II - Interprétation des faits
1 - Nombre d'associations courantes semblent se dérouler de façon toute mécanique dans le sujet et sans lui à tel point qu'il est surpris lui-même de ce déroulement et de son terme (exemple de Hobbes); dans bien des cas, le même état appelle invariablement tel autre; d'autres fois, la liaison se fera si l'on n'y prend pas garde; la réflexion, au contraire, la gênera ou l'empêchera.
A- Aussi les partisans de l'atomisme psychologique (Hume, Bain, Mill), qui voient d'ailleurs dans l'association l'explication dernière de toute la vie psychique, prétendent ramener cette association même à l'automatisme de l'habitude.
Les états mentaux, pour ces éléments simples, s'attirent et se groupent eux-mêmes d'après les lois de ressemblance, de contraste et de contiguïté, lesquelles, d’ailleurs, se ramènent toutes à cette dernière: une première contiguïté de deux états est le point de départ d'une habitude à la fois physiologique et psychique, favorisée par la tendance de tout élément à reconstituer l'état total dont il fait partie (loi de rédintégration).
B - Mais cette explication, qui peut, à la rigueur valoir pour le rappel automatique de certains souvenirs:
1- N'a plus aucun sens en face d'associations nouvelles et inattendues comme celles de Victor Hugo et de  Verlaine et de la plupart de nos rêves:
2 - D'ailleurs, elle n'exclut pas, mais suppose une certaine activité vitale physique et mentale du sujet.  Aussi la thèse associationniste reste insuffisante, et il faut chercher ailleurs.
3 - Tout d'abord, une remarque s'impose, que met en lumière l'expérience quotidienne: un état de conscience donné n'évoque pas toujours chez deux sujets différents, ni même chez un sujet identique, le même autre état: d'où les séries indéfinies d'associations possibles, ce qui ne se concilie guère avec l'automatisme; et il faut, dès lors, distinguer deux points de vue:
- association possible, en liaison associative;
- et association de fait, ou évocation réelle en tel cas donné.
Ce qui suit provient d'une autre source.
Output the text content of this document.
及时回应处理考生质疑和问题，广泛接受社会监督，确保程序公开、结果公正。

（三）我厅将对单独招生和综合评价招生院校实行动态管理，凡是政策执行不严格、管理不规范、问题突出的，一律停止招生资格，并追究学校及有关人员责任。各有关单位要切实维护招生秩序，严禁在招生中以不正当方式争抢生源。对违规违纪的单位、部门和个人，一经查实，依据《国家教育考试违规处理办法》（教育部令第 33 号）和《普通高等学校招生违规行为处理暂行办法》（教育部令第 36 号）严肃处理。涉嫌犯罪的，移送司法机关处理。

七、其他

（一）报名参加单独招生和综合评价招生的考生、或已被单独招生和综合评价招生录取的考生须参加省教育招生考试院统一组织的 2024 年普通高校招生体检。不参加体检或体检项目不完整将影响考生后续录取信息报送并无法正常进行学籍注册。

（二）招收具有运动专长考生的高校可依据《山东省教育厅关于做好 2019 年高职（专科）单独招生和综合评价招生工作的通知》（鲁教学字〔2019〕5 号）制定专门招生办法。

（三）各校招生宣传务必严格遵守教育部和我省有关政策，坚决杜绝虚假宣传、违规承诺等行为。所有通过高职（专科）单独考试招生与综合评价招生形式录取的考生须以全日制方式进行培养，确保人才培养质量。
Comment expliquer ces deux aspects.
A - La possibilité d'association, d'abord:
a) Elle a son secret, nous affirment certains modernes, dans les affinités affectives.  Tout état de conscience d'une tonalité affective donnée présente l'aptitude à suggérer des états de conscience de même tonalité ou présentant avec le premier une parentalité émotionnelle.  Et ils citent en faveur de leur thèse l'image de Verlaine et les locutions rapportées ci-dessus: douleur cuisante, noir chagrin, etc. ainsi que des autres phénomènes de synesthésie et en particulier la synopsie ou audition colorée, dont le sonnet de Rimbaud sur les voyelles est un curieux exemple.
Et, selon Freud, les associations de rêves auraient aussi un point de départ affectif.
Sans doute , nous voyons ici apparaître nettement une activité personnelle de sélection qui, par ressemblance affective, rend possible l'union de certains états à certains autres.
Mais toutes les liaisons associatives sont-elles vraiment susceptibles de trouver là leur explication?
b) L'associabilité de deux états, répond l'école écossaise, avec Dugald Stewart, est en fonction des rapports qui existent entre eux.  Si ces rapports sont essentiels, on aboutit à une liaison logique ou jugement; s'ils sont nettement accidentels, la liaison ne sera qu'empirique et associative.
Cette explication, comme la précédente, a sur la thèse anglaise l'avantage de montrer dans l'association une opération mentale réglée, non par un pur mécanisme, mais par une activité psychique sélective, et elle ajoute avec raison que cette sélection est dirigée par des affinités de genre intellectuel.
Cependant, elle demanderait bien des précisions pour distinguer liaison judicielle et liaison associative, les rapports essentiels (cause, effet, moyen, fin, etc.) étant susceptibles de donner lieu à des associations: laine appelle mouton, et vice versa.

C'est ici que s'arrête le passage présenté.